Pour autant, il reste dans ce domaine encore des chantiers importants :
- Dans le domaine du médicament : il faut inciter l'industrie pharmaceutique à solliciter des AMM pour certains médicaments au titre de la douleur et à développer des formes pédiatriques d'antalgiques (évoquer ici le cannabis) ;
- Dans le domaine de l'organisation, il faudra poursuivre la réflexion sur les ordonnances sécurisées qui du fait de leur non-généralisation apparaissent encore trop souvent comme un obstacle à la prescription d'antalgique majeur. Enfin, bien sûr, dans ce domaine comme dans beaucoup d'autres l'organisation en réseaux de soins de la lutte contre la douleur a toute sa place. Je souhaite que le projet de loi de modernisation de santé permette de mieux asseoir les réseaux sur le plan juridique. Un article de loi sera consacré aux réseaux de santé. La question du financement des réseaux, sa mécanique, son ampleur est évidemment déterminante pour l'avenir. Il nous faut, en effet, de toute évidence harmoniser et simplifier les financements si nous souhaitons réellement accompagner et porter le développement des réseaux
2- Nous avons incontestablement progressé dans la lutte contre la douleur. Il nous faut aujourd'hui poursuivre notre action et ne pas relâcher l'effort entrepris si l'on veut inscrire durablement dans notre culture la lutte contre la douleur. Plusieurs axes me paraissent devoir être approfondis.
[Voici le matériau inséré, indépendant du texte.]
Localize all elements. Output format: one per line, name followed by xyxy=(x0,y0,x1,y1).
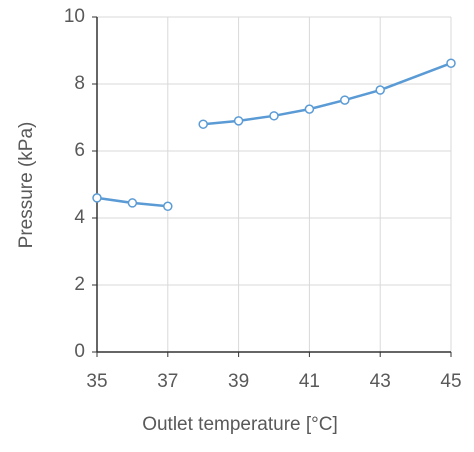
data-point xyxy=(92,193,102,203)
x-tick-label: 41 xyxy=(299,371,320,392)
data-line xyxy=(203,62,452,126)
data-point xyxy=(375,85,385,95)
data-point xyxy=(163,201,173,212)
y-axis-label: Pressure (kPa) xyxy=(16,122,37,249)
x-tick-label: 37 xyxy=(157,371,178,392)
x-tick-label: 39 xyxy=(228,371,249,392)
data-point xyxy=(269,111,279,121)
data-point xyxy=(127,198,138,208)
x-tick-label: 43 xyxy=(370,371,391,392)
data-point xyxy=(446,58,456,68)
data-point xyxy=(340,95,350,105)
y-tick-label: 10 xyxy=(64,6,85,27)
data-point xyxy=(198,119,208,129)
x-tick-label: 35 xyxy=(86,371,107,392)
y-tick-label: 0 xyxy=(74,341,85,362)
x-axis-label: Outlet temperature [°C] xyxy=(142,414,338,435)
data-point xyxy=(304,104,315,114)
y-tick-label: 8 xyxy=(74,73,85,94)
data-point xyxy=(233,116,244,126)
y-tick-label: 4 xyxy=(74,207,85,228)
y-tick-label: 2 xyxy=(74,274,85,295)
y-tick-label: 6 xyxy=(74,140,85,161)
x-tick-label: 45 xyxy=(440,371,461,392)
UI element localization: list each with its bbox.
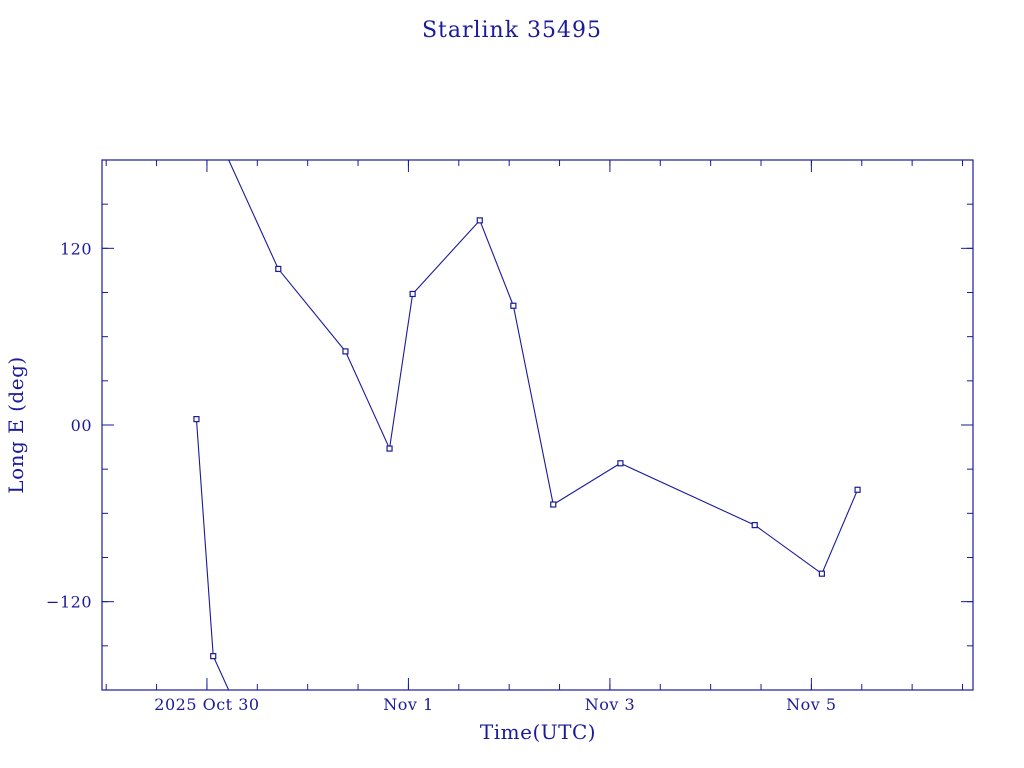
x-tick-label: Nov 3	[585, 695, 635, 714]
data-point	[342, 348, 349, 355]
series-segment	[388, 293, 414, 449]
data-point	[409, 290, 416, 298]
series-segment	[754, 524, 823, 575]
series-segment	[212, 655, 230, 690]
data-point	[275, 265, 282, 273]
x-tick-labels: 2025 Oct 30 Nov 1 Nov 3 Nov 5	[154, 695, 836, 714]
x-axis-label: Time(UTC)	[480, 720, 596, 744]
data-point	[854, 486, 861, 493]
data-point	[476, 217, 483, 224]
series-segment	[821, 489, 859, 574]
data-point	[193, 416, 200, 423]
y-axis-label: Long E (deg)	[4, 356, 28, 493]
data-point	[510, 302, 517, 309]
series-segment	[277, 268, 346, 352]
series-longitude	[193, 160, 861, 690]
y-tick-label: 120	[60, 239, 92, 258]
series-segment	[479, 220, 514, 306]
data-point	[818, 570, 825, 577]
chart-title: Starlink 35495	[422, 18, 602, 43]
axis-ticks	[102, 159, 973, 691]
series-segment	[228, 160, 279, 270]
x-tick-label: 2025 Oct 30	[154, 695, 259, 714]
series-segment	[620, 462, 755, 526]
data-point	[210, 653, 217, 660]
series-segment	[344, 351, 391, 449]
x-tick-label: Nov 5	[786, 695, 836, 714]
x-tick-label: Nov 1	[383, 695, 433, 714]
y-tick-labels: 120 00 −120	[46, 239, 92, 612]
y-tick-label: 00	[71, 416, 92, 435]
data-point	[550, 501, 557, 508]
series-segment	[412, 219, 481, 295]
data-point	[386, 445, 393, 452]
series-segment	[512, 305, 554, 505]
data-point	[617, 460, 624, 467]
series-segment	[195, 419, 214, 657]
data-point	[751, 522, 758, 529]
series-segment	[552, 462, 621, 505]
y-tick-label: −120	[46, 593, 92, 612]
plot-area	[193, 160, 861, 690]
La formation reste un objectif prioritaire au sein des études médicales où elle doit plus systématique et intégrée pleinement dans l'enseignement de la pharmacologie et de manière transversale dans toutes les disciplines où la douleur apparaît comme une problématique majeure. Dix à douze heures sont aujourd'hui consacrées à la lutte contre la douleur dans le deuxième cycle d'études médicales, c'est mieux ; mais c'est loin d'être suffisant - Les infirmières disposent d'un nombre d'heures plus important. J'ai noté avec beaucoup d'intérêt que le CNU thérapeutique a ouvert ses portes à des enseignants " douleur ". Nous aurons donc des médecins MCU-PH et PU-PH nommés au titre de la douleur. Cette voie me paraît intéressante car je ne suis pas sûr, tant la lutte contre la douleur est une activité transversale, qu'il faille créer une nouvelle spécialité.
En formation continue, la tâche reste grande pour diffuser les bonnes pratiques cliniques et faire évoluer les comportements. Les équipes des centres de la douleur doivent être les fers de lance de cette formation. Je suis sûr que la Société d'Etude et de Traitement de la Douleur (la SETD) aura un rôle très important à jouer dans ce domaine.
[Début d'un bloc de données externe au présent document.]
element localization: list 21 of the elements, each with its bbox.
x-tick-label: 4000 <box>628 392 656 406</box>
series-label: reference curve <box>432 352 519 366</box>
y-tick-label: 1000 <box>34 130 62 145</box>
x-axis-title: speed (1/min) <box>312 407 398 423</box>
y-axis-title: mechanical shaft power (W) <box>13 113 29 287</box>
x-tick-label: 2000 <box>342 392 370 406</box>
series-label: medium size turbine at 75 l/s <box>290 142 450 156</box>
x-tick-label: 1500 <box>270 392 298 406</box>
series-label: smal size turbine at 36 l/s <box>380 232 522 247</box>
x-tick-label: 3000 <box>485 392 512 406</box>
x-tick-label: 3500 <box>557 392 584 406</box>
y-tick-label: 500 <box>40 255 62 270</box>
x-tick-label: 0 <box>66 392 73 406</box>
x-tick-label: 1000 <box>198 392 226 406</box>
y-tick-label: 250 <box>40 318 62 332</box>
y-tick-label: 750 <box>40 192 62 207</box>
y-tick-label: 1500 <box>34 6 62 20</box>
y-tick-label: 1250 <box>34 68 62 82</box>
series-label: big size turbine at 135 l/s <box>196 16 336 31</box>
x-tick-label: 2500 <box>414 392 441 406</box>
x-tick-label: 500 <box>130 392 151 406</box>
Enfin, l'information des français est, également, crucial car le préalable au soulagement de la douleur passe d'abord par son expression auprès des soignants qui, alors, mettront en uvre les moyens dont ils disposent pour la soulager. Je sais que vous souhaitez faire des Etats Généraux de la douleur et élaborer région par région un livre blanc sur la douleur. Je vous accorde bien volontiers le parrainage du ministère de la santé pour l'ensemble de ces manifestations.
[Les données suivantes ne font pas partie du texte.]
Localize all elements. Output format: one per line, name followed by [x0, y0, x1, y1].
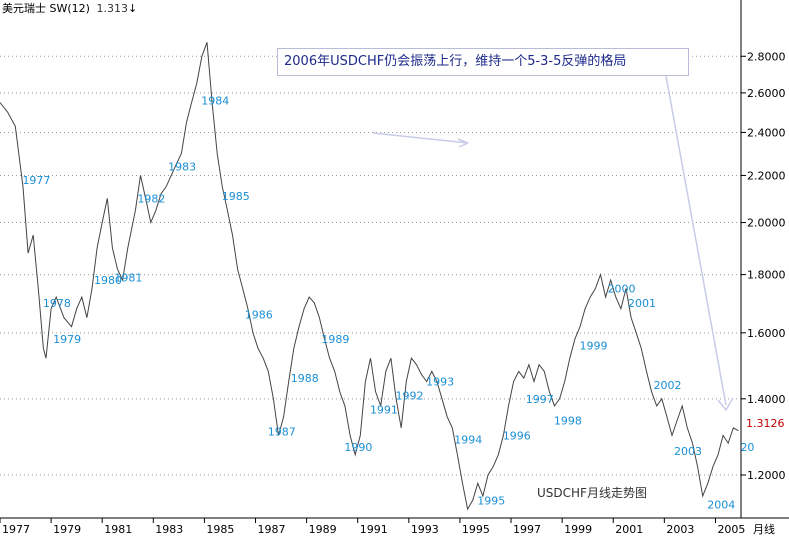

Messieurs Mesdames, Messieurs, il me reste à vous encourager dans vos travaux, dans votre réflexion. J'espère d'ici la fin de l'année proposer un nouveau plan gouvernemental, une suite au premier plan triennal qui se termine fin 2001. J'ai bien compris Monsieur le Président que l'organisation de la lutte contre la douleur doit se faire de concert avec celle engagée en matière de soins palliatifs mais pas seulement : la douleur chronique rebelle relève sans aucun doute de structures pluridisciplinaires spécialisées.